A: This does not really add much that has not already been said other than give a slightly modified way of writing down the algorithm the long way. Using $(37215)(496)(9312)$ and going from left to right the first row below reads $1$ goes to $5$ in the first cycle. Since there is no $5$ in the second cycle write $5$ goes to $5$ and no $5$ in the third cycle write $5$ goes to $5$. This summarizes to $1$ goes to $5$ at the end.  Repeat this for $2$ through $9$ then write the multiplication based on the last two columns. 
$$1\to 5\    5\to5\ 5\to5\  1\to 5$$
$$2\to 1\    1\to1\ 1\to2\  2\to 2$$
$$3\to 7\    7\to7\ 7\to7\  3\to 7$$
$$4\to 4\    4\to9\ 9\to3\  4\to 3$$
$$5\to 3\    3\to3\ 3\to1\  5\to 1$$
$$6\to 6\    6\to4\ 4\to4\  6\to 4$$
$$7\to 2\    2\to2\ 2\to9\  7\to 9$$
$$8\to 8\    8\to8\ 8\to8\  8\to 8$$
$$9\to 9\    9\to6\ 6\to6\  9\to 6$$
Summarizing the last two columns $(15)(37964)$
A: Forgive me if the answer is a little sloppy, this is my first answer on stack exchange.

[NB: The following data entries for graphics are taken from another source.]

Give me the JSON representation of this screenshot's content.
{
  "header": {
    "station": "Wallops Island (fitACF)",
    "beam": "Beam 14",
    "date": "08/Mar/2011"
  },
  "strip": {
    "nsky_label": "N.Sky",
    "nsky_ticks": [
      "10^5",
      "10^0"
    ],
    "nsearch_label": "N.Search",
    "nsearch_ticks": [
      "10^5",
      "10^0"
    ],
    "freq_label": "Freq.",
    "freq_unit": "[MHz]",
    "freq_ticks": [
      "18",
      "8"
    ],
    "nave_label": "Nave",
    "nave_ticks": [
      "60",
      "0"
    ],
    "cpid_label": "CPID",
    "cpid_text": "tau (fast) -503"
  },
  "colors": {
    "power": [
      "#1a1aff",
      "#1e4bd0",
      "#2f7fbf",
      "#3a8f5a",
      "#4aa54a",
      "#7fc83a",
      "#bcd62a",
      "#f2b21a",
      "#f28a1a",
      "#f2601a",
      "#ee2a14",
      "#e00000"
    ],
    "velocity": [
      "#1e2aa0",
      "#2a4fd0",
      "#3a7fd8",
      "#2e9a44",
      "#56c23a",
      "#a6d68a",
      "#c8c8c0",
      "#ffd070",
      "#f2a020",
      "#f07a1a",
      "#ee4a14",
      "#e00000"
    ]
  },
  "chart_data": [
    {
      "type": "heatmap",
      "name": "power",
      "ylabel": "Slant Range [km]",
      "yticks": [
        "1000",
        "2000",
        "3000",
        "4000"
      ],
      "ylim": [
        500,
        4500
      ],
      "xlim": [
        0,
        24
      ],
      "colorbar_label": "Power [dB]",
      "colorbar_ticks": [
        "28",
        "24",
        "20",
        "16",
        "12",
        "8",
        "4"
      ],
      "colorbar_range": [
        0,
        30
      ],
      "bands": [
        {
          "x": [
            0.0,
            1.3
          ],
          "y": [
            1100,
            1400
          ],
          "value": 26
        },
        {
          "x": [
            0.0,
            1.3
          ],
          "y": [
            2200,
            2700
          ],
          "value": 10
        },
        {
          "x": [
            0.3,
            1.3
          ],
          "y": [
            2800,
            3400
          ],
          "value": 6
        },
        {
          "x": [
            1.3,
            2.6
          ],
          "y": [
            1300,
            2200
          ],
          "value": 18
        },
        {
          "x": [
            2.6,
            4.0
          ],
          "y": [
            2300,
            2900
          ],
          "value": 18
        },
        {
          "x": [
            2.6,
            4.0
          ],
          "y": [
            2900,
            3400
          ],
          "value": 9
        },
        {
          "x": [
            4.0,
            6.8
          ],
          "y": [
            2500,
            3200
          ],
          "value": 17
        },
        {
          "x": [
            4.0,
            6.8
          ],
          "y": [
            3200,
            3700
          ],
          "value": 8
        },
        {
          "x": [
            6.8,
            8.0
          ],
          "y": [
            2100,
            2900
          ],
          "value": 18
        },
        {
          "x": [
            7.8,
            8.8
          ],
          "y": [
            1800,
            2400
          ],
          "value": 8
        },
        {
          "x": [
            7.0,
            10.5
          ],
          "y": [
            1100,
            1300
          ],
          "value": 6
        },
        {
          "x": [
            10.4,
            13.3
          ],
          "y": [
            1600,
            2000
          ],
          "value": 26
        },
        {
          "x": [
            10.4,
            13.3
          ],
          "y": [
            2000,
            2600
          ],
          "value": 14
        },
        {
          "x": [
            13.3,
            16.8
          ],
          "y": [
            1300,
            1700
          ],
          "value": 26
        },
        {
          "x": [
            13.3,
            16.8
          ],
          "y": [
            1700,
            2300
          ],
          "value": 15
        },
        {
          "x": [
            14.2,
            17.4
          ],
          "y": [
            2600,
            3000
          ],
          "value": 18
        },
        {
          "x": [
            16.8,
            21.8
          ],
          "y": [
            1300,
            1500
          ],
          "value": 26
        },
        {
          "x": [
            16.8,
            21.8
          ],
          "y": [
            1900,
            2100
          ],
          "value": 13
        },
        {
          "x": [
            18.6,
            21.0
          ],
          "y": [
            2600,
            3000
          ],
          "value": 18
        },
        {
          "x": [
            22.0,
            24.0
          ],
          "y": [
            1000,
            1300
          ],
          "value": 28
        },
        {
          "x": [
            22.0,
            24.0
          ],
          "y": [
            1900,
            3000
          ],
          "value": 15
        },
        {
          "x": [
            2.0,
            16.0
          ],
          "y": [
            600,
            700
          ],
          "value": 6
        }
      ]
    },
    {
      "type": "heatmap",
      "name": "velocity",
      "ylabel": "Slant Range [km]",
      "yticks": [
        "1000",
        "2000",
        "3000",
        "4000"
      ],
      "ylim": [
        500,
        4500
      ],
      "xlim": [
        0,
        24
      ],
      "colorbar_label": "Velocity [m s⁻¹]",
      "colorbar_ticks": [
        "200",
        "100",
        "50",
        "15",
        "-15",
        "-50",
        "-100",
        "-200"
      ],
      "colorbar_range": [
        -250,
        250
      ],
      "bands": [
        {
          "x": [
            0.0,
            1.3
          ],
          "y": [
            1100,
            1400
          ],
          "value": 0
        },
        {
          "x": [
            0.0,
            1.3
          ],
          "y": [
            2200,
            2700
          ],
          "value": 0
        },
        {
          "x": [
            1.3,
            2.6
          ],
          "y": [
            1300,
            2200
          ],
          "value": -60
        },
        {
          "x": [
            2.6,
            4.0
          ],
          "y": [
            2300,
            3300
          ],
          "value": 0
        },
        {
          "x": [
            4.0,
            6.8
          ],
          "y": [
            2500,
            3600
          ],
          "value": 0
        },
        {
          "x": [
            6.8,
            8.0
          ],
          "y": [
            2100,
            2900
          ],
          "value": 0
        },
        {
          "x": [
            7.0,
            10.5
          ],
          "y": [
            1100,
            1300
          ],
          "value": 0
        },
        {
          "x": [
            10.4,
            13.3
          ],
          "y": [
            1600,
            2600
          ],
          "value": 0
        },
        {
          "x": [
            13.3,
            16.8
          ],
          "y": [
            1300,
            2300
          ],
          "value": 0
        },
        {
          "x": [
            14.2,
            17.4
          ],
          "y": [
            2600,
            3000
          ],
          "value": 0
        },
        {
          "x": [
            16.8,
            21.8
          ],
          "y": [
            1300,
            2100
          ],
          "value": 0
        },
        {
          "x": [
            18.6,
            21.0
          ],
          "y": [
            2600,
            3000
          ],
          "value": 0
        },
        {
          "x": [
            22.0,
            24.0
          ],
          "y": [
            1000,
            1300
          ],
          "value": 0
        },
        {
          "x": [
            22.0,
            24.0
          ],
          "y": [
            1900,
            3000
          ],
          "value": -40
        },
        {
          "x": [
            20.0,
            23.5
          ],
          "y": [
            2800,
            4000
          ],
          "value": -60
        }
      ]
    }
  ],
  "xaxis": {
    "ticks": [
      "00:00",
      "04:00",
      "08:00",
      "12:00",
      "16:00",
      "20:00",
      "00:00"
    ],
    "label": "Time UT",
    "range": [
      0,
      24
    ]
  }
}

We begin by writing in the following format, 
(37215)=\begin{pmatrix}
1&2&3&4&5&6&7&8&9\\
5&1&7&4&3&6&2&8&9
\end{pmatrix}
Now, if we take the cycle $(496)$ composed of this, we get
(496)o (37215)=\begin{pmatrix}
1&2&3&4&5&6&7&8&9\\
5&1&7&9&3&4&2&8&6
\end{pmatrix}
and then one more time
(9312)o ((496)o(37215))=\begin{pmatrix}
 1&2&3&4&5&6&7&8&9\\
 5&2&7&3&1&4&9&8&6
 \end{pmatrix}
Now, we can conveniently put this in one giant matrix(and breach some mathematical etiquette while we're at it) and write
\begin{pmatrix}
1&2&3&4&5&6&7&8&9\\
\downarrow &\downarrow &\downarrow &\downarrow &\downarrow &\downarrow &\downarrow &\downarrow &\downarrow \\
5&1&7&4&3&6&2&8&9\\
\downarrow &\downarrow &\downarrow &\downarrow &\downarrow &\downarrow &\downarrow &\downarrow &\downarrow \\
5&1&7&9&3&4&2&8&6\\
\downarrow &\downarrow &\downarrow &\downarrow &\downarrow &\downarrow &\downarrow &\downarrow &\downarrow \\
5&2&7&3&1&4&9&8&6
\end{pmatrix}
This is not necessarily the quickest or most elegant approach, but serves as a good substitute while familiarity with cycle notation grows.  In cycle notation, the answer is (15)(37964), because, (from the top row of the bottom matrix to the bottom row)1 goes to 5, which goes back to 1, and 3 goes to 7 which goes to 9 and so on.
A: $1\to5\to5\to5$
$2\to1\to1\to2$
$3\to7\to7\to7$
$4\to4\to9\to3$
$5\to3\to3\to1$
$6\to6\to4\to4$
$7\to2\to2\to9$
$8\to8\to8\to8$
$9\to9\to6\to6$
The no. after the first arrow gives the image under the first cycle, 2nd arrow after the 2nd cycle and so on,
So,ultimately we have,
$1\to5$
$2\to2$
$3\to7$
$4\to3$
$5\to1$
$6\to4$
$7\to9$
$8\to8$
$9\to6$
Now you can easily figure out the cycle,
Take $1$ figure out its image ,go to the image figure out its image and so on, and when you return back to the same no. its one cycle.Go on and get all the cycles.